Rough draft (2026-05-28) — captures the strategy for document versioning + incremental re-ingestion so it can be red/blue-teamed post-beta and implemented in v1.1. NOT in EPIC-4.5 scope. Builds on D15 (logical documents + supersession, already in the schema) and the chunk-level idempotency fix shipping with EPIC-4.5 (per-unit replace + chunks.unit_index).
Problem
When a user re-uploads a document — the same file, or an updated version of one already in a KB — the pipeline re-runs the full render → extract → embed path from scratch. Two costs:
- Wasted spend + time. The LLM extract call (per unit) is the cost driver; re-extracting unchanged content is pure waste — and under the "meter ingestion, be generous on storage" pricing direction (D18), it's waste the user may be metered on.
- Lost continuity. A new version supersedes the old (D15), but we don't carry forward what didn't change or surface what did.
Goal: detect that an upload is a duplicate or a new version of an existing doc, re-extract only what changed, and carry forward the rest.
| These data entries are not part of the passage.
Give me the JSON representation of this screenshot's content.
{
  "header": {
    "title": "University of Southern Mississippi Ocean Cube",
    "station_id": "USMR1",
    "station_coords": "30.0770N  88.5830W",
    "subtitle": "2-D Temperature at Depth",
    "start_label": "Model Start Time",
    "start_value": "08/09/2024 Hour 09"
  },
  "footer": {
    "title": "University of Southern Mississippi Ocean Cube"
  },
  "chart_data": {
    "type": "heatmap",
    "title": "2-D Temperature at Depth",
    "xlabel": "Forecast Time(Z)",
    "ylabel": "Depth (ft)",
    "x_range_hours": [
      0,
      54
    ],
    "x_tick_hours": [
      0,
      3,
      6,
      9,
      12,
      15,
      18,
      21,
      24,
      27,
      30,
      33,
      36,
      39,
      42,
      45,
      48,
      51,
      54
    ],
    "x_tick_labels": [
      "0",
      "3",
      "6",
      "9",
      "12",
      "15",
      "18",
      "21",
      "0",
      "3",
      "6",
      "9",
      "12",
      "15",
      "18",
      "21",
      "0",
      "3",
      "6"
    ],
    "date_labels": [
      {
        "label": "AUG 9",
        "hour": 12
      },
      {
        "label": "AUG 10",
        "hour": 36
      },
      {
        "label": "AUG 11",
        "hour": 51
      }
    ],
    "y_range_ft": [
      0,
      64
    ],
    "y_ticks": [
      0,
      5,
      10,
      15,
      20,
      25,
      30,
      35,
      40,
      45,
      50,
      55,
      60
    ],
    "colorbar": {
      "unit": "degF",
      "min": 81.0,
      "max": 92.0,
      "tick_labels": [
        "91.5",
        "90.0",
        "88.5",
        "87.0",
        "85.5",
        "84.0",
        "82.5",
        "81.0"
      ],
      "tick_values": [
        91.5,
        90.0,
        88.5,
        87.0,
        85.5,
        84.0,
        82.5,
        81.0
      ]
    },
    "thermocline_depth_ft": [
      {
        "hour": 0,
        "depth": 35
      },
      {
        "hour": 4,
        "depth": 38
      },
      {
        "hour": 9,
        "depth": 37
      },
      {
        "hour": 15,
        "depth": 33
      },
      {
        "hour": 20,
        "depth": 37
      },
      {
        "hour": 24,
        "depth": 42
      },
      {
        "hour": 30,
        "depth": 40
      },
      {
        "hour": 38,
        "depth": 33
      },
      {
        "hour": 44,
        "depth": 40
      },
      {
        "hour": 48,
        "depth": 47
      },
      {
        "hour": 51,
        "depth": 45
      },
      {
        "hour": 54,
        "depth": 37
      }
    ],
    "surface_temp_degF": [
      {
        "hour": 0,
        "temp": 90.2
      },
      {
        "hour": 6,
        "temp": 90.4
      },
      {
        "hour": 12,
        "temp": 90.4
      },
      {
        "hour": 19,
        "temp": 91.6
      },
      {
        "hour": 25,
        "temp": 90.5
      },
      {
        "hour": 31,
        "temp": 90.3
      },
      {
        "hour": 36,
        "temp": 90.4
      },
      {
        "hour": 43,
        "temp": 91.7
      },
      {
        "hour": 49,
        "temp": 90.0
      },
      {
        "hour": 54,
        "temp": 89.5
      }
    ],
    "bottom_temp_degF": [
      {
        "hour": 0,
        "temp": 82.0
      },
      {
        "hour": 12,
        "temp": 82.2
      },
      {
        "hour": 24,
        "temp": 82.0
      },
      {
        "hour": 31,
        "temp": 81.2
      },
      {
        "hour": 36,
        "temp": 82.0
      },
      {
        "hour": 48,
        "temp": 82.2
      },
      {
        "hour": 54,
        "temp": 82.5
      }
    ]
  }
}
Two separate problems (don't conflate)
- Chunk-level idempotency — infrastructure correctness under SQS at-least-once delivery. Solved in EPIC-4.5 via per-unit replace (delete a unit's chunks, re-insert) keyed on
chunks.unit_index. Not this doc. - Document versioning + incremental re-ingestion — product value. This doc.
Key insight: diff the deterministic layer, not chunks
Chunk boundaries are LLM-produced and non-deterministic — the same source text re-extracted yields slightly different chunks. So you cannot reliably diff or match chunks across versions. The diff + reuse must happen at the deterministic layer: the parsed paragraphs / structural units (pdftotext + the structure heuristics are byte-stable). Re-extract only the units whose source changed; carry forward the chunks of units whose source is identical.
Strategy sketch (to be red-teamed)
1. Document identity
- Byte-identical →
documents.source_hash(already in schema). Same hash = duplicate upload; skip ingestion, point at the existing doc. - New version of an existing doc → D15's version-detection heuristic (filename + title + structural overlap) yields a candidate "supersedes" link.
2. Unit-level diff
- Compute a per-unit source hash = hash of the unit's input paragraphs (the deterministic bundle the extractor consumes), for both the superseded version and the new upload.
- Match units across versions by content + anchor, not position —
unit_indexshifts when sections are added/removed, so positional matching is wrong. - Classify each new unit: unchanged (source-hash matches a prior unit), changed (anchor matches, source differs), new (no prior match). Prior units with no match are removed.
3. Reuse + re-extract
- Unchanged → carry forward the prior version's chunks + embeddings (no LLM call, no embed call).
- Changed / new → re-extract via the normal per-unit path.
- Removed → drop, or leave on the superseded version per the supersession model.
Open questions (red-team targets)
- Chunk ownership across versions — chunks reference
document_id. Does carry-forward re-point chunks to the new version's row, copy them, or attach chunks to thelogical_document? This is the central data-model decision. - Unit-matching robustness — anchor + source-hash handles re-numbered sections; what about reordered, merged, or split units? A false "unchanged" surfaces stale content as current.
- Version-detection false positives — wrongly treating an unrelated upload as a version of X corrupts the lineage. Confidence threshold + human confirm (D15)?
- Inspector UX — surface "carried forward" vs "re-extracted (changed)" vs "new" so the user can trust the diff. Ties to D15's per-chunk version envelope.
- Cost metering — incremental re-ingestion meters only changed units; reconcile with the EPIC-5 pricing model.
- Worth it at beta scale? Full re-extract is fine until re-uploads are common — validate demand before building.
Dependencies / prior art
- D15 — logical documents + supersession + version-detection heuristic (schema + design exist; version UX deferred).
- EPIC-4.5 — per-unit replace +
chunks.unit_index(the chunk-identity primitive this builds on). - New artifact: a per-unit source hash (hash of the unit's input paragraphs) drives the reuse decision.
Next: /hl:red-team post-beta → /hl:blue-team into a requirements contract → implement in v1.1.